Alluvial rivers of the eastern Puget lowland, a landscape shaped by scour and fill from the Cordilleran ice sheet, continue to respond to patterns of deposition and scour by the last-glacial-age ice sheet 18,000 years after deglaciation. Topography revealed by valley cross sections created from high resolution LIDAR digital elevation models shows that rivers are aggrading in valleys eroded by subglacial runoff and degrading in valleys incised by rivers post-glaciation. Slope-area analysis of river profiles shows that profile concavity varies systematically between river segments in the two valley contexts.

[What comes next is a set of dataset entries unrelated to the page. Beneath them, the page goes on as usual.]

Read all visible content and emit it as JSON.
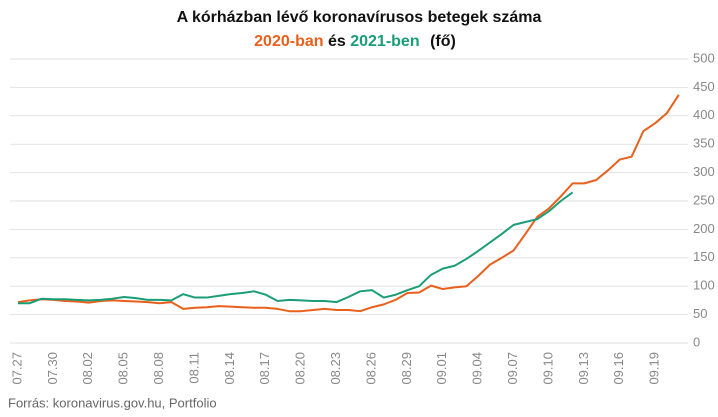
{
  "chart_data": {
    "type": "line",
    "title": "A kórházban lévő koronavírusos betegek száma",
    "subtitle_and": "és",
    "subtitle_unit": "(fő)",
    "source": "Forrás: koronavirus.gov.hu, Portfolio",
    "categories": [
      "07.27",
      null,
      null,
      "07.30",
      null,
      null,
      "08.02",
      null,
      null,
      "08.05",
      null,
      null,
      "08.08",
      null,
      null,
      "08.11",
      null,
      null,
      "08.14",
      null,
      null,
      "08.17",
      null,
      null,
      "08.20",
      null,
      null,
      "08.23",
      null,
      null,
      "08.26",
      null,
      null,
      "08.29",
      null,
      null,
      "09.01",
      null,
      null,
      "09.04",
      null,
      null,
      "09.07",
      null,
      null,
      "09.10",
      null,
      null,
      "09.13",
      null,
      null,
      "09.16",
      null,
      null,
      "09.19",
      null,
      null
    ],
    "series": [
      {
        "name": "2020-ban",
        "color": "#e8601c",
        "values": [
          72,
          75,
          77,
          76,
          74,
          73,
          71,
          74,
          75,
          74,
          73,
          72,
          70,
          72,
          60,
          62,
          63,
          65,
          64,
          63,
          62,
          62,
          60,
          56,
          56,
          58,
          60,
          58,
          58,
          56,
          63,
          68,
          76,
          88,
          89,
          101,
          95,
          98,
          100,
          118,
          138,
          150,
          163,
          192,
          222,
          237,
          258,
          281,
          281,
          287,
          304,
          323,
          328,
          373,
          387,
          405,
          437
        ]
      },
      {
        "name": "2021-ben",
        "color": "#1a9e77",
        "values": [
          70,
          70,
          78,
          77,
          77,
          76,
          75,
          76,
          78,
          81,
          79,
          76,
          76,
          75,
          86,
          80,
          80,
          83,
          86,
          88,
          91,
          85,
          74,
          76,
          75,
          74,
          74,
          72,
          81,
          91,
          93,
          80,
          85,
          93,
          100,
          120,
          131,
          136,
          148,
          162,
          177,
          192,
          208,
          213,
          218,
          232,
          250,
          265,
          null,
          null,
          null,
          null,
          null,
          null,
          null,
          null,
          null
        ]
      }
    ],
    "ylim": [
      0,
      500
    ],
    "yticks": [
      0,
      50,
      100,
      150,
      200,
      250,
      300,
      350,
      400,
      450,
      500
    ],
    "grid": true
  }
}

Concavity indices ( θ) in mountain headwaters (0.3 < θ < 0.9) compare to those of many world rivers (0.2 < θ < 1.0), but in the lowlands these indices differ between valleys created by subglacial fluvial erosion (5 < θ < 45) and post-glacially incised river valleys that grade to base levels set by these relict glacial valleys or by post-glacial sea levels (1 < θ < 7). Dramatic differences in river pattern, landforms, and dynamics occur in valleys having contrasting (aggrading vs. degrading) and incomplete responses to Pleistocene glaciation, creating discrete valley-scale heterogeneities in fluvial process domains along and between rivers. These results point to the importance of valley-scale organization of alluvial process domains along and between rivers having profiles remaining in disequilibrium from Pleistocene glaciation. They also point to the potential usefulness of slope-area analysis of longitudinal profiles in distinguishing among different river valley process domains in lowland alluvial landscapes.